New Power Outage Strikes Parts of Idaho
A second blackout struck parts of Idaho on Wednesday as officials focused on a Wyoming power plant and its transmission lines as the possible source of the outage.
A short-circuit along the same transmission lines may have triggered the rapid chain-reaction outages that knocked out lights and telephone service for 1.5 million to 2 million customers in eight western states Tuesday.
After Wednesday’s disturbance, utility officials could not re-energize the power lines from the Jim Bridger coal-fired plant near Rock Springs, Wyo., and a substation in southeastern Idaho, said Gary Donnelly, a spokesman for PacifiCorp, co-owner of the plant along with Idaho Power Co.

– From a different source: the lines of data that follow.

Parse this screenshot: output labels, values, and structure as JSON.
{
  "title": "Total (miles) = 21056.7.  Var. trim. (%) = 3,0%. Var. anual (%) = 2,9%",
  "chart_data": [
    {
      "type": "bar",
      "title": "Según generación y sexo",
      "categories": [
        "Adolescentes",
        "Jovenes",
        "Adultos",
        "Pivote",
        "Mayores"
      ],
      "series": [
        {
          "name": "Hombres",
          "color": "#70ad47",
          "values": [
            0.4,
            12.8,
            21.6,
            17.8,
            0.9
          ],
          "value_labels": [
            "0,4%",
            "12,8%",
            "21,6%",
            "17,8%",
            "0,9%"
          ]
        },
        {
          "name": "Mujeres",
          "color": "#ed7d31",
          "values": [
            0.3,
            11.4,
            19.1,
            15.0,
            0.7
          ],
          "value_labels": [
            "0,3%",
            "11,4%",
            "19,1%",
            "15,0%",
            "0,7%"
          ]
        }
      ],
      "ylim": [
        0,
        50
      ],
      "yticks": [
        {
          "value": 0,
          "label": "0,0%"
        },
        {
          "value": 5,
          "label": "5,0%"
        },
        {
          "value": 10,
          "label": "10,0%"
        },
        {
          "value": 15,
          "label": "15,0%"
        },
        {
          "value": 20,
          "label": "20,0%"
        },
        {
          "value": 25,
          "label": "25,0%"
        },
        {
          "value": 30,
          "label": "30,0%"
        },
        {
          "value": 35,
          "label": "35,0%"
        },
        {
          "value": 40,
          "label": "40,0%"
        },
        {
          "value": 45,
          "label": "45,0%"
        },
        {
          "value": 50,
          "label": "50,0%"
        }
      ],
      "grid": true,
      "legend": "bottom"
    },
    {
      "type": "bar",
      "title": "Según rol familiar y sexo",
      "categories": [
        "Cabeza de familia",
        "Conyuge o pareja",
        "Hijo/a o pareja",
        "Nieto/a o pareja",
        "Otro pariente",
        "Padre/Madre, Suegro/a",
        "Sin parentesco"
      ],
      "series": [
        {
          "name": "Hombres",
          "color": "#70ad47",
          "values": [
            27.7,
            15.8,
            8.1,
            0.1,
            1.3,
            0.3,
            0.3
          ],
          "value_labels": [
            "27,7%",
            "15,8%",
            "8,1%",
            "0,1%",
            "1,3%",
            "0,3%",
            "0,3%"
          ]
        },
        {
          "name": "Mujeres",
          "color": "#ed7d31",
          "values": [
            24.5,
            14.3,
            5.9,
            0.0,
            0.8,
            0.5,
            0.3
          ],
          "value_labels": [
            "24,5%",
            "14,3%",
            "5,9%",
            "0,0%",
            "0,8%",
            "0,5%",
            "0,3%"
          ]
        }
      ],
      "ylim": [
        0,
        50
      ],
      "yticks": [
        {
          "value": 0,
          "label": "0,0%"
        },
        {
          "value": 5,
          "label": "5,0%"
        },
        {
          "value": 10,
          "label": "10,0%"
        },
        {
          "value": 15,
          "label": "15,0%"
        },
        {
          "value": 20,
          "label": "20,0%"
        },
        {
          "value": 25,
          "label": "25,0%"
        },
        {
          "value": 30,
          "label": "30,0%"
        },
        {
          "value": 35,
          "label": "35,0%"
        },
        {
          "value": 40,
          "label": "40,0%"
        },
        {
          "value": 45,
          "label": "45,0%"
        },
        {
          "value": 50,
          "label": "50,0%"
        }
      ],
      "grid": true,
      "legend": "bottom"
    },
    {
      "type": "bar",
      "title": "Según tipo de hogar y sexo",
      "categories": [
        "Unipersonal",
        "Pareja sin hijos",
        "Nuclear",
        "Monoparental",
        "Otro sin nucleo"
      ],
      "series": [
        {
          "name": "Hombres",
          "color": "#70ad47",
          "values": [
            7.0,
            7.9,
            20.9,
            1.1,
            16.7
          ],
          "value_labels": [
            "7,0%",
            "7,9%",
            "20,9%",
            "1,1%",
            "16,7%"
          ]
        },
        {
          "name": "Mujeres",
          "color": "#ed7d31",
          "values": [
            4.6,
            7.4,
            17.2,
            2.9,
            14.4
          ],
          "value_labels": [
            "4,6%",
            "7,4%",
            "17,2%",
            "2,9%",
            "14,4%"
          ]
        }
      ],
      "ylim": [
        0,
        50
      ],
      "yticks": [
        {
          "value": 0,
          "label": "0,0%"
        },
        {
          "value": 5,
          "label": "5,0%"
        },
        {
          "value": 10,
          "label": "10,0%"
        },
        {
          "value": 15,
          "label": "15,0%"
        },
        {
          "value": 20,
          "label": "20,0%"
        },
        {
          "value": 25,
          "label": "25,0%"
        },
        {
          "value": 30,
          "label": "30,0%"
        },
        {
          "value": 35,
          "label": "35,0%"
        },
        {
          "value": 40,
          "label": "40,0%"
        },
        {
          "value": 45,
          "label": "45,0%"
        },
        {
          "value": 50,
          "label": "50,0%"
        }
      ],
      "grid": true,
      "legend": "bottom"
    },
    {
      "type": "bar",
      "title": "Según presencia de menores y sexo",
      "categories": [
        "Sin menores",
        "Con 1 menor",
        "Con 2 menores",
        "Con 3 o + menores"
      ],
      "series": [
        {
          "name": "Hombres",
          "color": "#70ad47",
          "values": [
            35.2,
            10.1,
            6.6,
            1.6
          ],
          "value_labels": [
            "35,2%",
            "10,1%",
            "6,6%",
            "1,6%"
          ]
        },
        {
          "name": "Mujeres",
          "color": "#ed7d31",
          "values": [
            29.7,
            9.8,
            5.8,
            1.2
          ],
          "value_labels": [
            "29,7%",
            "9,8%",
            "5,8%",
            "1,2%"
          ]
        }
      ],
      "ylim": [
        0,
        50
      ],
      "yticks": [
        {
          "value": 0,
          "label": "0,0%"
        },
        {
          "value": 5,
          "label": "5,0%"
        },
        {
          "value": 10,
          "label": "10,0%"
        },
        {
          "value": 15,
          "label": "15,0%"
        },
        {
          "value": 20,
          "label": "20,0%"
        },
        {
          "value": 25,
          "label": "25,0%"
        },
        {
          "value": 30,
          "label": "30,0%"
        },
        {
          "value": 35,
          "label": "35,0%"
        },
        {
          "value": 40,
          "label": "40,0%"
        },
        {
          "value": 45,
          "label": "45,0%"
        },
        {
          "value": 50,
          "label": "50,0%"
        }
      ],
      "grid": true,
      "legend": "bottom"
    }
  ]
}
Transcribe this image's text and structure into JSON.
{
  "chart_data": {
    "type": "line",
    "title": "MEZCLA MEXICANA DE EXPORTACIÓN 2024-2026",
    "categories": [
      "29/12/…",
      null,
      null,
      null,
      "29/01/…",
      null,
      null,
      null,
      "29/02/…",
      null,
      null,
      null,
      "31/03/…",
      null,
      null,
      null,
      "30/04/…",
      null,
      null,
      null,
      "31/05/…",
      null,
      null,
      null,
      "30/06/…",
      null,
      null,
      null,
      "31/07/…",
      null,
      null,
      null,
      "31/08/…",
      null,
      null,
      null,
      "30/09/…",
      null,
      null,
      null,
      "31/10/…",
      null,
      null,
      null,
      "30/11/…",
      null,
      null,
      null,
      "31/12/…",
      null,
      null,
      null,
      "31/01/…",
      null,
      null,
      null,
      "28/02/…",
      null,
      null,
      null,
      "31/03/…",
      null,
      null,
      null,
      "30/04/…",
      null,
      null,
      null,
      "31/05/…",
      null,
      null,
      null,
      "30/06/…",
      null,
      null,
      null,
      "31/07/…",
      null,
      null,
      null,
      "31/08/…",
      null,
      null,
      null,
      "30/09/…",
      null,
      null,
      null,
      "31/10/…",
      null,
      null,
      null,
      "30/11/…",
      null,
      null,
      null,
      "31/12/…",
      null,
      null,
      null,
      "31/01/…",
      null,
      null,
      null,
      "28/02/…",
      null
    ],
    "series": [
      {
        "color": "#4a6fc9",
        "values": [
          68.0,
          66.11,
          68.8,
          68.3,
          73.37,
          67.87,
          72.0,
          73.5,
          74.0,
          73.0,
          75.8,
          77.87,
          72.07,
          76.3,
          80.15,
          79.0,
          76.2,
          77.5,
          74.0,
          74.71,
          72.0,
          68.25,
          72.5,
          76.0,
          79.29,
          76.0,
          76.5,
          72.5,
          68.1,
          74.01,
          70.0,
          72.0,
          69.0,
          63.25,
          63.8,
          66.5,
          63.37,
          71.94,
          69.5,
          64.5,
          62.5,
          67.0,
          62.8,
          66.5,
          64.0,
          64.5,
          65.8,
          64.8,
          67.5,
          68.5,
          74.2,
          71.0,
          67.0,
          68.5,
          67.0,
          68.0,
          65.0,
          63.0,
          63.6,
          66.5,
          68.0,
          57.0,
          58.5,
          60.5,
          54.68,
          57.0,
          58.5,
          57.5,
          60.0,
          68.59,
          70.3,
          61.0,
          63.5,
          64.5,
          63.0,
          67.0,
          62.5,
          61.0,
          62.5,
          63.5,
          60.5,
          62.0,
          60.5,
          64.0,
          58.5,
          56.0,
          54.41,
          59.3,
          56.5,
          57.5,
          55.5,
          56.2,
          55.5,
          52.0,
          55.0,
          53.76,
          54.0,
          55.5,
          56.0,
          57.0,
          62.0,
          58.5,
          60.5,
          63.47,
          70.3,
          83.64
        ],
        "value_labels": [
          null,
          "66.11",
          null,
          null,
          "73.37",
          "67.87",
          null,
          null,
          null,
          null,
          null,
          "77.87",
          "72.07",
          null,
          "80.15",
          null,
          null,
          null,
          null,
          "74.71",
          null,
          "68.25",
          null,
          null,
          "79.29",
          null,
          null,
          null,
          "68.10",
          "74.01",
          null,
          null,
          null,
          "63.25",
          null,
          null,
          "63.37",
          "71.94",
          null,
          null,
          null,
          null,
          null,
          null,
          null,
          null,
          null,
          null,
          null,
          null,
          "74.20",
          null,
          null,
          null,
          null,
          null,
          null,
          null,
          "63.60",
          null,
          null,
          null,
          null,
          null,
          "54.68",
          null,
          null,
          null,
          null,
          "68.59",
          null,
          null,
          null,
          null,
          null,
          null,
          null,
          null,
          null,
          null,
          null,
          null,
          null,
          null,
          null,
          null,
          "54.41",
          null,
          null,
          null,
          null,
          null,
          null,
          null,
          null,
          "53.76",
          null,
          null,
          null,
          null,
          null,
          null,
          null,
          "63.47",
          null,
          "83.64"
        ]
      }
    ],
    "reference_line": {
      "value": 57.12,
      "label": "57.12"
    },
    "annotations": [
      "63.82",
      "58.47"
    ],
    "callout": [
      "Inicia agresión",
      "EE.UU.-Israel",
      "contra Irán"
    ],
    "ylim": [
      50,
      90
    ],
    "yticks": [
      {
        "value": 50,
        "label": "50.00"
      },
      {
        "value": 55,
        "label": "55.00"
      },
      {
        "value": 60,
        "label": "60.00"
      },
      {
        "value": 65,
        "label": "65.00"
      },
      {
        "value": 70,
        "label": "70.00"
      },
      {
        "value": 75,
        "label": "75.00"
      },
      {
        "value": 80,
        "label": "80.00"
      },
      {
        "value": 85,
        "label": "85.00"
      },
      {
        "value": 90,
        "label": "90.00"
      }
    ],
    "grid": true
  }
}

The utilities sent up a helicopter to inspect the 200-mile stretch of power line in hopes of discovering the problem, Donnelly said.
Wednesday’s disruption apparently was limited to Idaho. Power flickered out in southern Idaho at 2:10 p.m. local time, and the Idaho Statehouse was among the buildings that lost power for a few minutes.
“We have manually overridden the system and we are manually beginning to recover the system,” Dennis Lopez, a spokesman for Idaho Power Co., said late Wednesday afternoon.
Utility officials said it could take a week to find out what caused Tuesday’s short-circuit, which sent disturbances rippling through the western power grid.
“We can rule out sabotage. We can rule out UFOs. I think we can rule out computer hackers,” said Perry Gruber, spokesman for the Bonneville Power Administration in Portland, Ore., which operates a series of Northwest hydroelectric plants.